Protein Eng Des Sel. 2024 Jan 29;37. doi: 10.1093/protein/gzae010.
Protein developability is requisite for use in therapeutic, diagnostic, or industrial applications. Many developability assays are low throughput, which limits their utility to the later stages of protein discovery and evolution. Recent approaches enable experimental or computational assessment of many more variants, yet the breadth of applicability across protein families and developability metrics is uncertain. Here, three library-scale assays-on-yeast protease, split green fluorescent protein (GFP), and non-specific binding-were evaluated for their ability to predict two key developability outcomes (thermal stability and recombinant expression) for the small protein scaffolds affibody and fibronectin. The assays' predictive capabilities were assessed via both linear correlation and machine learning models trained on the library-scale assay data. The on-yeast protease assay is highly predictive of thermal stability for both scaffolds, and the split-GFP assay is informative of affibody thermal stability and expression. The library-scale data was used to map sequence-developability landscapes for affibody and fibronectin binding paratopes, which guides future design of variants and libraries.

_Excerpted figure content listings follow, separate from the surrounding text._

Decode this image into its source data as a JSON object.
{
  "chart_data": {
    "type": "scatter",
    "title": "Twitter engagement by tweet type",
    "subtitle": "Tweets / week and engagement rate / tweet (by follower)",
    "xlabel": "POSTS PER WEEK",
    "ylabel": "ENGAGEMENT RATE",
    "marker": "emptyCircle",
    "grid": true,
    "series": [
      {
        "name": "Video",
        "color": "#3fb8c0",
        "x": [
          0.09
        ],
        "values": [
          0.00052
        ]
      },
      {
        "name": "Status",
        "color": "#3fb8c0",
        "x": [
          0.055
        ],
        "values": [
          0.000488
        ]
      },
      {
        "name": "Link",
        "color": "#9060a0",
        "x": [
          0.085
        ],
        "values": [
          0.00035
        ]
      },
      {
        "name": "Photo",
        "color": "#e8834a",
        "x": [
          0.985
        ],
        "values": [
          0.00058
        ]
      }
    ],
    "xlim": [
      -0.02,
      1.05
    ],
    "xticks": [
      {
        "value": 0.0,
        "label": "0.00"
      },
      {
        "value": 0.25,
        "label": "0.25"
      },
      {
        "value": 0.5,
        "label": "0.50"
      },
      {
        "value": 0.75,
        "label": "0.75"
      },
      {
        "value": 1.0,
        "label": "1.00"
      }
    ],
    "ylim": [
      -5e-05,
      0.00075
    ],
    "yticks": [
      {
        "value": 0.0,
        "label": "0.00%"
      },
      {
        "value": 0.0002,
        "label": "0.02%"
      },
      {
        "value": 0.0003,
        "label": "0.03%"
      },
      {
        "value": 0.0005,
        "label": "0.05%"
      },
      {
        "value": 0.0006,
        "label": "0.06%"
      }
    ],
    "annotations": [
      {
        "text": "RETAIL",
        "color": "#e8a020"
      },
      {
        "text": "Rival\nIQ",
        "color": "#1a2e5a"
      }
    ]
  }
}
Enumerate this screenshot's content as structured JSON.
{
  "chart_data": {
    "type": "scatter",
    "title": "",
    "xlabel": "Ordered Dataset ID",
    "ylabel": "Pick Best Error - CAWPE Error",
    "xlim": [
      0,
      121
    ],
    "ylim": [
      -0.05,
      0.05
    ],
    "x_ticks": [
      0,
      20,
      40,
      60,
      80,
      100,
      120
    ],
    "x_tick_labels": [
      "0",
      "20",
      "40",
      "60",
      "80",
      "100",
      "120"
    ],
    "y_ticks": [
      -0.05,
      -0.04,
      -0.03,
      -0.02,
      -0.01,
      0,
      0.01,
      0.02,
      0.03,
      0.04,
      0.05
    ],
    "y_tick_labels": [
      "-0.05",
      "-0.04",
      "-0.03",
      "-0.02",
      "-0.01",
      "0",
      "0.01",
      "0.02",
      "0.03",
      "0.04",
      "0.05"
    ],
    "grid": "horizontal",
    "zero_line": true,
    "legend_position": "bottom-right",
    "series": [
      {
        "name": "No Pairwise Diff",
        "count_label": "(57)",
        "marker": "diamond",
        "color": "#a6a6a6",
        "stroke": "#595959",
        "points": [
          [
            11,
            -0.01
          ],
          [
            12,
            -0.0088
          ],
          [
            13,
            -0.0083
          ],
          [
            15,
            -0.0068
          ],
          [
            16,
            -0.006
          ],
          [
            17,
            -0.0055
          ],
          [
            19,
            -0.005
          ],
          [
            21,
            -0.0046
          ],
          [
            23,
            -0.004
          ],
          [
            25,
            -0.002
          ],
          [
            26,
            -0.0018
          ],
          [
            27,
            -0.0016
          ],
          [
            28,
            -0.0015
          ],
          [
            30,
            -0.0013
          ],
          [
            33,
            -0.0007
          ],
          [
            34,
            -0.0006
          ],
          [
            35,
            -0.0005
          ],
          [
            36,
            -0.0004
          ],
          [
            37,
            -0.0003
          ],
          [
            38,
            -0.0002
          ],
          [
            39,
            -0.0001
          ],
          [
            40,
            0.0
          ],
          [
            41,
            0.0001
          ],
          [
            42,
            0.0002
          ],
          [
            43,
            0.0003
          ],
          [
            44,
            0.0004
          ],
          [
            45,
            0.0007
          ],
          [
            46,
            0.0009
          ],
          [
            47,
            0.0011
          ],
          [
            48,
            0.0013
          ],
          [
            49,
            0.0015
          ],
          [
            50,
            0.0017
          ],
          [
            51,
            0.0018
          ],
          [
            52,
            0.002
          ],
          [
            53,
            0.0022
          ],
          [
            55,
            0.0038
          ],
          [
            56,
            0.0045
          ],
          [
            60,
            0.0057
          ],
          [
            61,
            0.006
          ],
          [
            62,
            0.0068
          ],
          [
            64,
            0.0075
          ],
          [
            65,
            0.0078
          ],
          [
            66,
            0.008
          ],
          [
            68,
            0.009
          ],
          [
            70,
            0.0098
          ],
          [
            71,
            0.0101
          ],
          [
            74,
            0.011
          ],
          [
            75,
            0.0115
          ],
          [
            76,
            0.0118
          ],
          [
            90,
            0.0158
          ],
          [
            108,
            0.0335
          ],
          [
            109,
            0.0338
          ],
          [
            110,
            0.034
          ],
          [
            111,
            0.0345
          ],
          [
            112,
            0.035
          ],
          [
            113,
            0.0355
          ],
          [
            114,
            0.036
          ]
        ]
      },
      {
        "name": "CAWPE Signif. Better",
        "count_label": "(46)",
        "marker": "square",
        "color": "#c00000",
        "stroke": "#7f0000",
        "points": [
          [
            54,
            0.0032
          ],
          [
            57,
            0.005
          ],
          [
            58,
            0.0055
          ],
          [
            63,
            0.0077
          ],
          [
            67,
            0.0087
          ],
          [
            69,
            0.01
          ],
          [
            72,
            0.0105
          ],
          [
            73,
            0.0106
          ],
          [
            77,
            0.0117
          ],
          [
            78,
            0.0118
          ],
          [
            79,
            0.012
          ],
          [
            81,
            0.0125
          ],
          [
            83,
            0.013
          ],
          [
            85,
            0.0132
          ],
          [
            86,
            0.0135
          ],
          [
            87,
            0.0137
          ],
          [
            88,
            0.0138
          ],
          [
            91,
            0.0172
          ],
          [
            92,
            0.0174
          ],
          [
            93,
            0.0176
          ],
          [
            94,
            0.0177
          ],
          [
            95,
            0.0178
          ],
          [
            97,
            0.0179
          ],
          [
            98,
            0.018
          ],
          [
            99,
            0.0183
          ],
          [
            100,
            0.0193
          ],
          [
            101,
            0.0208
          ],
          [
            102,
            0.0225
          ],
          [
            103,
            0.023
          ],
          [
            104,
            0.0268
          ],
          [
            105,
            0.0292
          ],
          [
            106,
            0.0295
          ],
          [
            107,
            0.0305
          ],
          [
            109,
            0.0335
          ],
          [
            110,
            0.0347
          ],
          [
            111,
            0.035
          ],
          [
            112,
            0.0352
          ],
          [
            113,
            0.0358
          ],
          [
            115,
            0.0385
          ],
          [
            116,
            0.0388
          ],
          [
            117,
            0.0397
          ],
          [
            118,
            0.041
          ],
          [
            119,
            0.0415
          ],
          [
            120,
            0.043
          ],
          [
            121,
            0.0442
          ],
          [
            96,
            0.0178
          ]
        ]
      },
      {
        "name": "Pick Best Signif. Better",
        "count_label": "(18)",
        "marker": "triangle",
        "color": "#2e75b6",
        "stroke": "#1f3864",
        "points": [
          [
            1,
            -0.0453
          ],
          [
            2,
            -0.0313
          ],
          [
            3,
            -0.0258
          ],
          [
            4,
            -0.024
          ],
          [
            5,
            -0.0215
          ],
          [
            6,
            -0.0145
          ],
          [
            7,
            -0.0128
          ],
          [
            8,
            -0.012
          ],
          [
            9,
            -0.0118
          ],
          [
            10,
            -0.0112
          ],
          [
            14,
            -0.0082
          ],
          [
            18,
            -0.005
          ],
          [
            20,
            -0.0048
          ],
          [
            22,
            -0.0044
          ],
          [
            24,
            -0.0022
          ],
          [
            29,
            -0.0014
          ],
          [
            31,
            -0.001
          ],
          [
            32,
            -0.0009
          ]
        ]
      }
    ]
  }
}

蛋白质的可开发性是其在治疗、诊断或工业应用中的必要条件。许多可开发性测定方法的通量较低,这限制了它们在蛋白质发现和进化的后期阶段的应用。最近的方法可以对更多的变体进行实验或计算评估,但蛋白质家族和可开发性指标的适用范围尚不确定。在这里,三种基于酵母蛋白酶、分裂绿色荧光蛋白(GFP)和非特异性结合的文库规模测定方法,用于预测小分子蛋白支架亲和体和纤维连接蛋白的两个关键可开发性结果(热稳定性和重组表达)。通过基于文库规模测定数据的线性相关和机器学习模型,评估了这些测定方法的预测能力。酵母蛋白酶测定法对两种支架的热稳定性都具有高度的预测性,而分裂 GFP 测定法对亲和体的热稳定性和表达情况具有信息性。文库规模的数据用于绘制亲和体和纤维连接蛋白结合表位的序列可开发性图谱,指导未来变体和文库的设计。